I live in Manhattan, in an apartment with the smallest kitchen I’ve ever had even in New York City, with Rich, who eats and washes up, and two cats, who get underfoot (because that’s the Cat Job…)

I first cooked for myself every day in a dorm, in college, so learned early to keep things simple. Now, I have chronic migraine (which is improving, thank you) so I absolutely must keep my cooking simple. At the same time, for reasons of health and budget – and taste – I do not want to rely on commercially prepared food, whether packaged or from restaurants.  If I cook it myself, I know what I am eating, and can control both quality and cost.

And, to complicate matters slightly, while I have been writing this blog I have discovered that I have issues with gluten. Eliminating that has been much easier for me than for many people, partly because I just wasn’t eating much bread anyway, and largely because I wasn’t eating much commercial  prepared food – which often has gluten where you might not expect it… So now this has become a Gluten Free Blog – but really, that’s almost a sideline. I will occasionally post recipes for Gluten Free baked goods and the like, as I figure them out, and I will discuss alternatives – but mostly, I cook the way I did all along – pot roast and vegetarian bean soups and lots and lots of vegetables.  No matter what you do or do not eat, you will probably find something here you will like!

I am self employed, and represent products in retail stores. Doing so, I have sold both food and cookware, done cooking demos in stores for each, and spoken to very many people about cooking. I have learned that, while many people enjoy cooking, and do it as a hobby, many have been convinced by TV shows, glossy magazines, and Foodie friends that it has to be complex and take vast amounts of time and effort. They believe that either you spend half an hour making the perfect béchamel from scratch, or you open a can of cream of something soup. Either everything you buy is perfectly organic, or imported, or otherwise “best quality,” or you order in and have no concept where your food comes from. Either you serve the perfect roast with the right sauce and delicate baby vegetables, or you eat a hamburger.

Well, I hope to show that this is a not a forced choice. Any of the above can be a valid choice, as you please – we’re all adults, you make your own decisions, and I’ve done them all, at one time or another –  but there are quick sauces, easy dishes, and shortcuts that do not compromise quality.

And, finally, there is nothing like opening my front door, smelling something wonderful, and realizing that it is *my* dinner, and I can sit down and relax. And I want you to know that experience.



About me — 2 Comments

  1. Thank you for sharing your story.
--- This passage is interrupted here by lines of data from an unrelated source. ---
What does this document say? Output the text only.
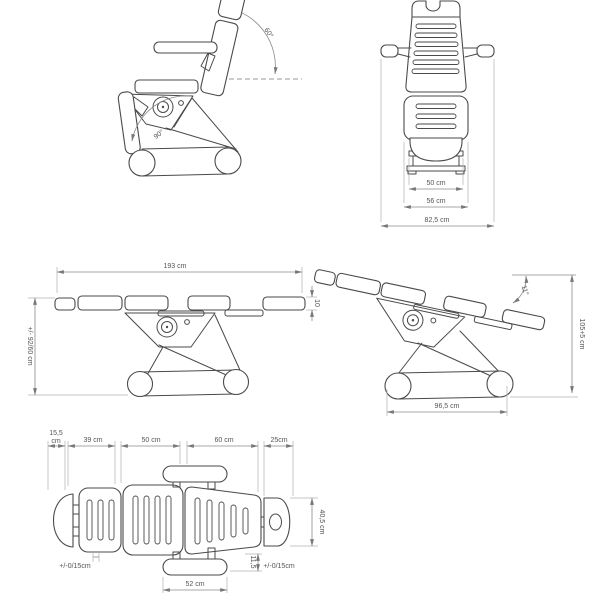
60°
90°
50 cm
56 cm
82,5 cm
193 cm
+/- 92/60 cm
10
11°
105+5 cm
96,5 cm
15,5
cm	39 cm	50 cm	60 cm	25cm
40,5 cm
11,5 +/-0/15cm
+/-0/15cm
52 cm
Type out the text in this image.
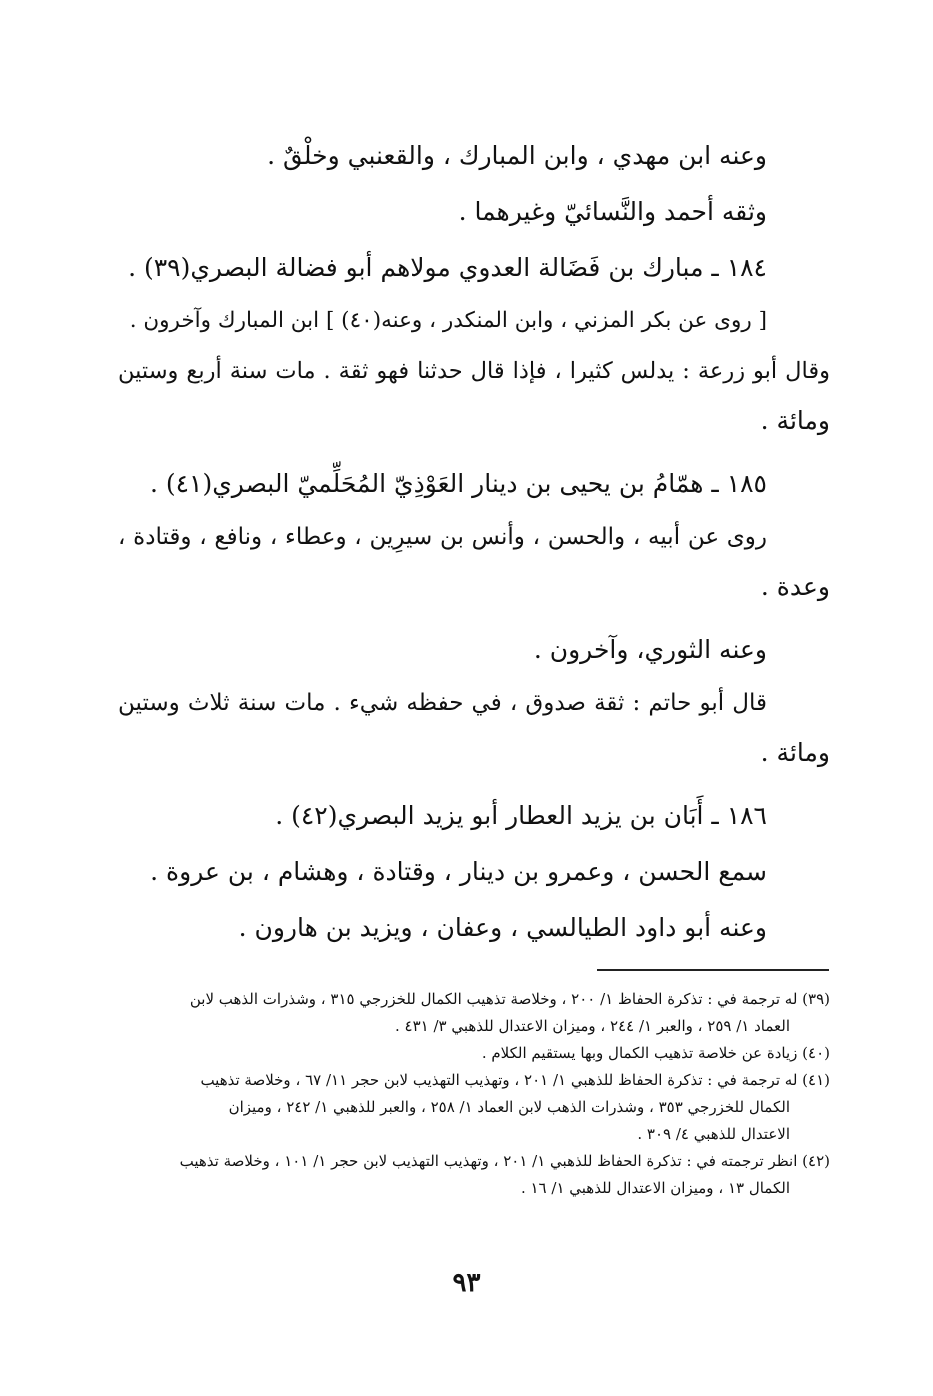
وعنه ابن مهدي ، وابن المبارك ، والقعنبي وخلْقٌ .
وثقه أحمد والنَّسائيّ وغيرهما .
١٨٤ ـ مبارك بن فَضَالة العدوي مولاهم أبو فضالة البصري(٣٩) .
[ روى عن بكر المزني ، وابن المنكدر ، وعنه(٤٠) ] ابن المبارك وآخرون .
وقال أبو زرعة : يدلس كثيرا ، فإذا قال حدثنا فهو ثقة . مات سنة أربع وستين
ومائة .
١٨٥ ـ همّامُ بن يحيى بن دينار العَوْذِيّ المُحَلِّميّ البصري(٤١) .
روى عن أبيه ، والحسن ، وأنس بن سيرِين ، وعطاء ، ونافع ، وقتادة ،
وعدة .
وعنه الثوري، وآخرون .
قال أبو حاتم : ثقة صدوق ، في حفظه شيء . مات سنة ثلاث وستين
ومائة .
١٨٦ ـ أَبَان بن يزيد العطار أبو يزيد البصري(٤٢) .
سمع الحسن ، وعمرو بن دينار ، وقتادة ، وهشام ، بن عروة .
وعنه أبو داود الطيالسي ، وعفان ، ويزيد بن هارون .
(٣٩) له ترجمة في : تذكرة الحفاظ ١/ ٢٠٠ ، وخلاصة تذهيب الكمال للخزرجي ٣١٥ ، وشذرات الذهب لابن
العماد ١/ ٢٥٩ ، والعبر ١/ ٢٤٤ ، وميزان الاعتدال للذهبي ٣/ ٤٣١ .
(٤٠) زيادة عن خلاصة تذهيب الكمال وبها يستقيم الكلام .
(٤١) له ترجمة في : تذكرة الحفاظ للذهبي ١/ ٢٠١ ، وتهذيب التهذيب لابن حجر ١١/ ٦٧ ، وخلاصة تذهيب
الكمال للخزرجي ٣٥٣ ، وشذرات الذهب لابن العماد ١/ ٢٥٨ ، والعبر للذهبي ١/ ٢٤٢ ، وميزان
الاعتدال للذهبي ٤/ ٣٠٩ .
(٤٢) انظر ترجمته في : تذكرة الحفاظ للذهبي ١/ ٢٠١ ، وتهذيب التهذيب لابن حجر ١/ ١٠١ ، وخلاصة تذهيب
الكمال ١٣ ، وميزان الاعتدال للذهبي ١/ ١٦ .
٩٣
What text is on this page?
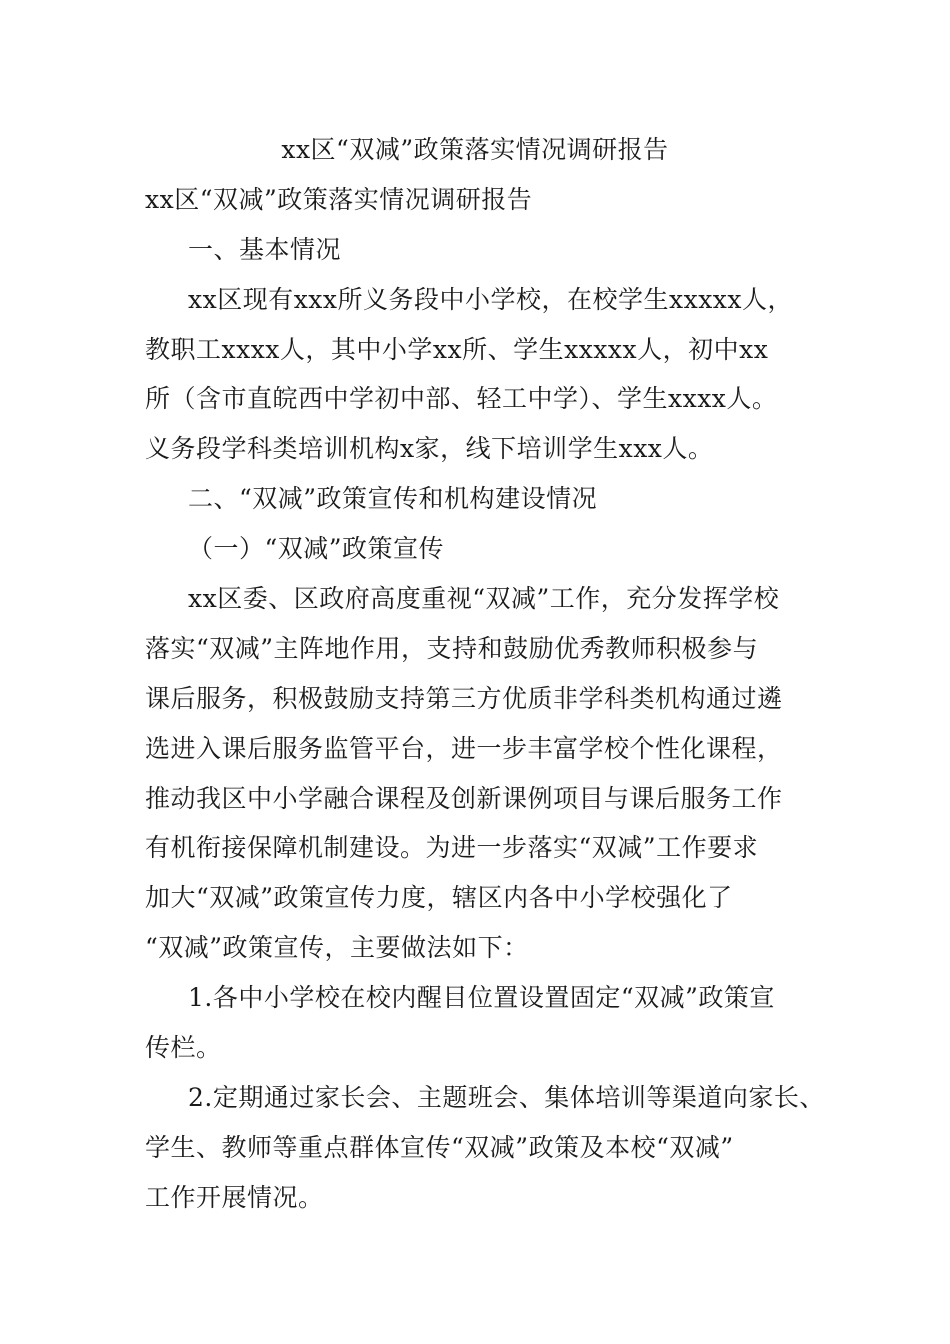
xx区“双减”政策落实情况调研报告
xx区“双减”政策落实情况调研报告
一、基本情况
xx区现有xxx所义务段中小学校，在校学生xxxxx人，
教职工xxxx人，其中小学xx所、学生xxxxx人，初中xx
所（含市直皖西中学初中部、轻工中学）、学生xxxx人。
义务段学科类培训机构x家，线下培训学生xxx人。
二、“双减”政策宣传和机构建设情况
（一）“双减”政策宣传
xx区委、区政府高度重视“双减”工作，充分发挥学校
落实“双减”主阵地作用，支持和鼓励优秀教师积极参与
课后服务，积极鼓励支持第三方优质非学科类机构通过遴
选进入课后服务监管平台，进一步丰富学校个性化课程，
推动我区中小学融合课程及创新课例项目与课后服务工作
有机衔接保障机制建设。为进一步落实“双减”工作要求
加大“双减”政策宣传力度，辖区内各中小学校强化了
“双减”政策宣传，主要做法如下：
1.各中小学校在校内醒目位置设置固定“双减”政策宣
传栏。
2.定期通过家长会、主题班会、集体培训等渠道向家长、
学生、教师等重点群体宣传“双减”政策及本校“双减”
工作开展情况。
I’ve lived in places with small kitchens and not so small kitchens, and I have a few friends who have lived some part of their lives in New York City, so I can appreciate what you have to work with it. Up until five years ago, I was one of those people who believed good food had to take hours to prepare and I wasn’t willing to invest that much time in something that would take an hour (probably less) to gobble up. But since then, I’ve also turned towards trying to cook as often as possible from whole foods — and we try our best to avoid processed foods at all costs! Keep sharing your meals!